Son sourire est invincible mais sa vie semble impossible. Hélène écrit pour La ruche qui dit oui, pour des sites d’information alternatifs ou la presse traditionnelle ; elle publie des guides aussi différents que « Les arbres remarquables d’Isère » ou « Belle et bio à Paris » ; elle gère sa propre Ruche, l’une des premières et des plus grandes de France ; elle a trois enfants ; elle élève un chat. Quand on y pense on perd haleine. Pas elle.

24 commentaires à “Fraises d’Espagne, on arrête le massacre ?”

  1. momo dit :

    malheuresement tout pour le profit ou sont donc les reglementations europeeenes on s’en branle sans parler des conditions de ces pauvres etrangers qui finiront par le payer de leur sante comme au guatemala dans les fermes de bananes quant aux consomateurs eh bien leur argent est plus important que la sante.

  2. Dragon dit :

    C’est bien sur abjecte tout ça! Mais, nous avons le pouvoir! Le Pouvoir de dire NON, de refuser d’acheter ce pseudos fruits toxiques pour notre santé et pour celle des gens qui travaillent dans ces plantations. Ici, en Suisse, j’ai la chance de cueillir mes fraises moi-même. Soit directement chez le cultivateur, soit dans mon propre jardin (quand j’en ai), soit directement dans la nature!
    Oui, j’entend déjà certaines personnes me dire à quel point c’est dangereux à cause de l’urine de renards!Comme si les renards s’amusaient à pisser uniquement sur les plants de fraises. Il faut savoir une chose, ça n’est pas l’urine de renard qui transmet certaines maladies, mais se sont ses selles. Depuis le temps que je mange des fraises directement durant mes balades je me porte comme un charme!
    Il est inutile de se lamenter sur ces fraises espagnole, il suffit juste de ne pas les acheter et d’attendre tranquillement que les fraises de vos jardins soient mures pour vous régaler! 🙂

    • Dom dit :

      Très bien répondu, si on arrête d’en acheter, ils arrêterons d’en produire tout simplement.

    • Poissenot dit :

      Bien vu Dragon, La seule réponse à toute cette pollution : Ne pas acheter ces fraises espagnoles !!!

    • daniele dit :

      oui vous avez raison , j’essaie de ne plus en acheter mais malheureusement ce n’est pas facile quand elles envahissent les étales à coup de promotions mais surtout j’ai bien essayé d’acheter français mais 3,49 € 250gr de fraises au lieu de 1,99 € les 500 grs , c’est pas à la portée de toutes les bourses !! je n’ai malheureusement pas de jardin et pas de champs de fraises à ramasser près de chez moi !
      si les cultivateurs français n’avaient pas autant de charges et vendaient moins chers on pourrait acheter nos produits .
      c’est l’éternel problème !!
      cordialement

      • criss dit :

        tu peux aussi ne pas en manger, comme moi.

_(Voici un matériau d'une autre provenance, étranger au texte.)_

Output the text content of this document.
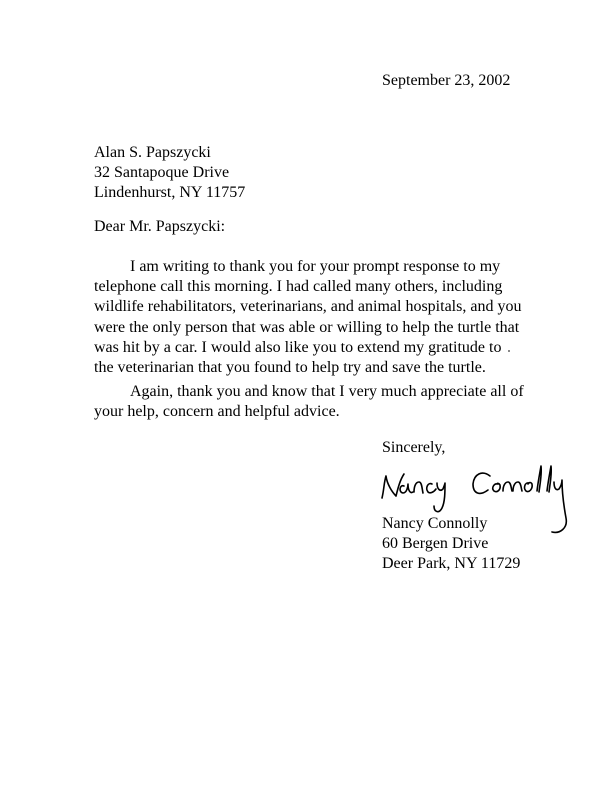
September 23, 2002
Alan S. Papszycki
32 Santapoque Drive
Lindenhurst, NY 11757
Dear Mr. Papszycki:
I am writing to thank you for your prompt response to my
telephone call this morning. I had called many others, including
wildlife rehabilitators, veterinarians, and animal hospitals, and you
were the only person that was able or willing to help the turtle that
was hit by a car. I would also like you to extend my gratitude to
the veterinarian that you found to help try and save the turtle.
Again, thank you and know that I very much appreciate all of
your help, concern and helpful advice.
Sincerely,
Nancy Connolly
60 Bergen Drive
Deer Park, NY 11729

      • Serpin HIRON Val dit :

        Bonjour, oui c est sur que les charges sont énormes et étranglent nous agriculteurs, sans compter que les intermédiaires s en mettent plein les poches…Acheter a bas pris car on a rarement le choix.. C EST LE PRIMEUR QUI FAIT SON PRIX POUR LE MULTIPLIER PAR 2 A 3 AUX GRANDES ENSEIGNES ,et on recommence encore une marge….DE PLUS…ET SANS AVOIR TRANSPIRER UNE SEULE GOUTTES!!!!notre agriculture françaises s éteint a grand feu…Des gens humbles travailleurs qui aiment leur territoire, je ne parle pas de ces gros céréaliers qui eux en veulent toujours plus et a quel prix! agriculture intensive… Mais de ceux de chez moi..qui essaie encore de se battre, de se dire que leur terre leur donne encore de quoi donner plaisir a nos papilles…
        susciter la gourmandise, l envie et la fierté d un bon produit…J EN PARLE OU!I CAR MOI FILLE ET PETITE FILLE D AGRICULTEUR J AI CONSCIENCE QUE L AMOUR DE LEUR TRAVAIL , LEUR PASSION, LEUR SAVOIR? TOUT LE COEUR QU ILS METTENT LE JOUR LA NUIT, POUR SORTIR CES BEAUX PRODUITS, EST BIEN MAL RECOMPENSE, ET SEMBLE BIEN TARD POUR SAUVER TOUT CA HELAS;;;puisqu on laisse faire le reste!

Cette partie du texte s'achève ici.